Skeleton Scene by Morgan Crooks (2016)
Alright, so THIS list is about music and as far as the year goes, while I liked a number albums very much I wasn't blown away by any particular album. While I think this list contains very strong albums, it may not match up with many BOY posts you see elsewhere. These are simply the albums I listened to the most though this year.

  1. Swans, "The Glowing Man." I started listening to this band in a concerted way last year and absolutely couldn’t get them out of my head. A Swans 'song,' isn't really something that can be summed up easily. They alternate between slow atmospheric, wordless chimes and crushing one chord rave-ups lasting several minutes at a time. Interspersed are the growled ravings of Michael Gira, a true nihilist poet. The title track is my favorite off this album. Stretching for nearly half an hour, it reaches a pounding crescendo of loathing and cataclysm perfectly encapsulating the horror of this year. Easy listening it is not but if you are looking for some quality 'feels bad, man' music, this may scratch the itch. Also great: The Cloud of Unknowing and Frankie M. 
  2. Marissa Nadler: "Strangers." I'm not someone with a great affection for live music so when I tell you I went out to see this band, please understand - for me - that's high praise. Marissa Nadler is a exquisite gothic folk singer, painting pictures of miserable specters adrift in a world far too beautiful to endure. I'm not sure this is my favorite Nadler album but it's probably her most consistent evocation of a mood and theme. Recommendations: All the Colors of the Dark, Janie in Love, and Nothing Feels the Same. 

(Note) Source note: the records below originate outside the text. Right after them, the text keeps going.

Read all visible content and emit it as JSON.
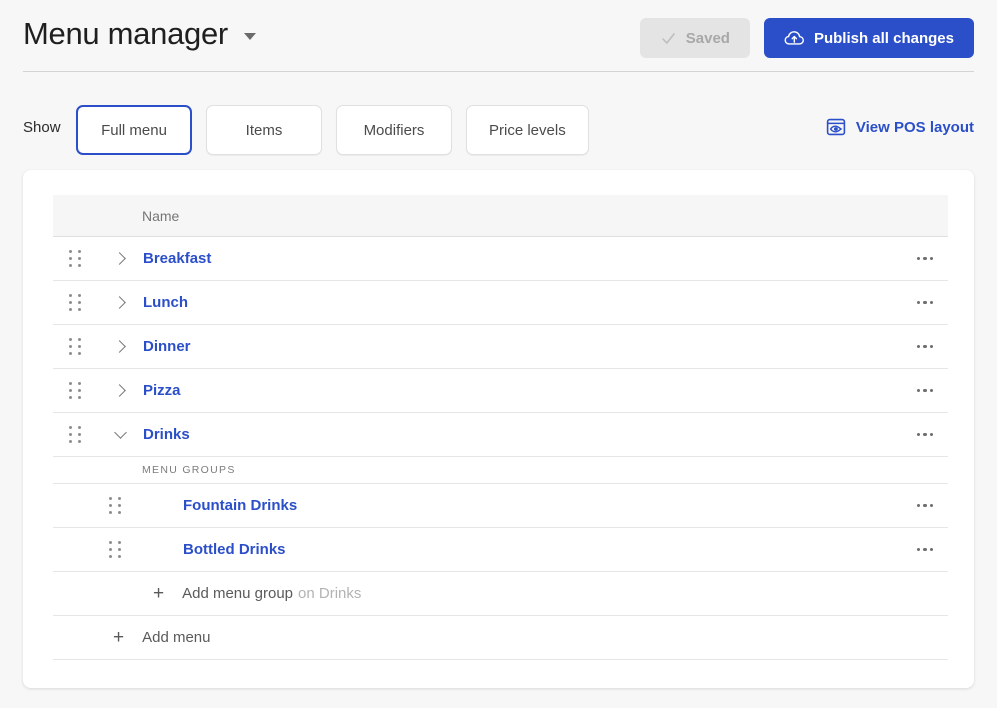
{
  "header": {
    "title": "Menu manager",
    "title_caret_icon": "chevron-down-icon",
    "saved_button": {
      "label": "Saved",
      "icon": "check-icon",
      "disabled": true,
      "bg_color": "#e4e4e4",
      "text_color": "#a8a8a8"
    },
    "publish_button": {
      "label": "Publish all changes",
      "icon": "cloud-upload-icon",
      "bg_color": "#2b4fc9",
      "text_color": "#ffffff"
    }
  },
  "show_row": {
    "label": "Show",
    "chips": [
      {
        "label": "Full menu",
        "selected": true
      },
      {
        "label": "Items",
        "selected": false
      },
      {
        "label": "Modifiers",
        "selected": false
      },
      {
        "label": "Price levels",
        "selected": false
      }
    ],
    "view_pos_layout": {
      "label": "View POS layout",
      "icon": "pos-preview-eye-icon",
      "color": "#2b4fc9"
    }
  },
  "table": {
    "columns": [
      "Name"
    ],
    "rows": [
      {
        "name": "Breakfast",
        "expanded": false,
        "overflow": "more-options"
      },
      {
        "name": "Lunch",
        "expanded": false,
        "overflow": "more-options"
      },
      {
        "name": "Dinner",
        "expanded": false,
        "overflow": "more-options"
      },
      {
        "name": "Pizza",
        "expanded": false,
        "overflow": "more-options"
      },
      {
        "name": "Drinks",
        "expanded": true,
        "overflow": "more-options"
      }
    ],
    "drinks_section": {
      "subheader": "MENU GROUPS",
      "groups": [
        {
          "name": "Fountain Drinks",
          "overflow": "more-options"
        },
        {
          "name": "Bottled Drinks",
          "overflow": "more-options"
        }
      ],
      "add_group": {
        "plus": "+",
        "label": "Add menu group",
        "context": "on Drinks"
      }
    },
    "add_menu": {
      "plus": "+",
      "label": "Add menu"
    }
  },
  "colors": {
    "page_background": "#f7f7f7",
    "card_background": "#ffffff",
    "accent_blue": "#2b4fc9",
    "link_blue": "#2b4fc9",
    "muted_text": "#757575"
  }
}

  3. Pinegrove "Cardinal." Six young musicians and their instruments, the singer sounding way more plaintive and sincere than is medically recommended; this is the song of my people. Things that distinguish it from the rest of the post-post-post-indie rock crowd: the raw stop and start of the band's sound and how every lyrical jab of singer Evan Stephans Hall's lands with this sense of his own deep desperation. Although the band has been around for a while, in one configuration or another, this album sounds very new, the unadulterated product of a single evening of confessions and recriminations. Recommended: Old Friends, Size of the Moon, and New Friends. 
  4. 65daysofstatic "No Man's Sky: Music for an Infinite Universe." I knew this album would be on my end of the year list back in September. I listened to it constantly and more often than not, found myself pulled back into the game for which this is the soundtrack, just by the universe of wonder it evokes. Okay, I admit, the game was sort of a mess, but with the most recent update (which I may describe in an upcoming year-end post), the game is no longer quite the target of abuse (according to Steam, its reviews have risen from appallingly bad to merely mixed). However, this album really fulfills the promise of the game in more complete fashion than the game itself. There's something epic and optimistic in these tracks; post-rock instrumentals veering (often during the course of a single 5 minute piece) from ambient synth beeps to towering hard-rock arias. Recommendations: Monolith, Asimov, and End of the World Sun. 
  5. Nick Cave and the Bad Seeds "Skeleton Key" Written in the wake of his son's death, "Skeleton Key" is understated and mournful. The artistry here is not that the mood is so clearly grim and despondent, that's pretty much been the tone of Nick Cave's work since his Birthday Party days; it's in painting a picture of a world stripped to its most intimate and haunted essentials. This album embraces despair, pares away everything false with the patient ear of a man long accustomed to BS, to set forth a cleared garden, a place where something else may grow. It's optimistic music for people with very little patience for optimism. Recommendations: Jesus Alone, Girl in Amber, and Anthrocene. 
Beyond these five albums I'd also recommend the following: Angel Olson's "MY WOMAN," Bombino's "Azel," Drive-by Truckers' "American Band," Leonard Cohen's "You Want It Darker," and Margo Price's "Midwest Farmer's Daughter."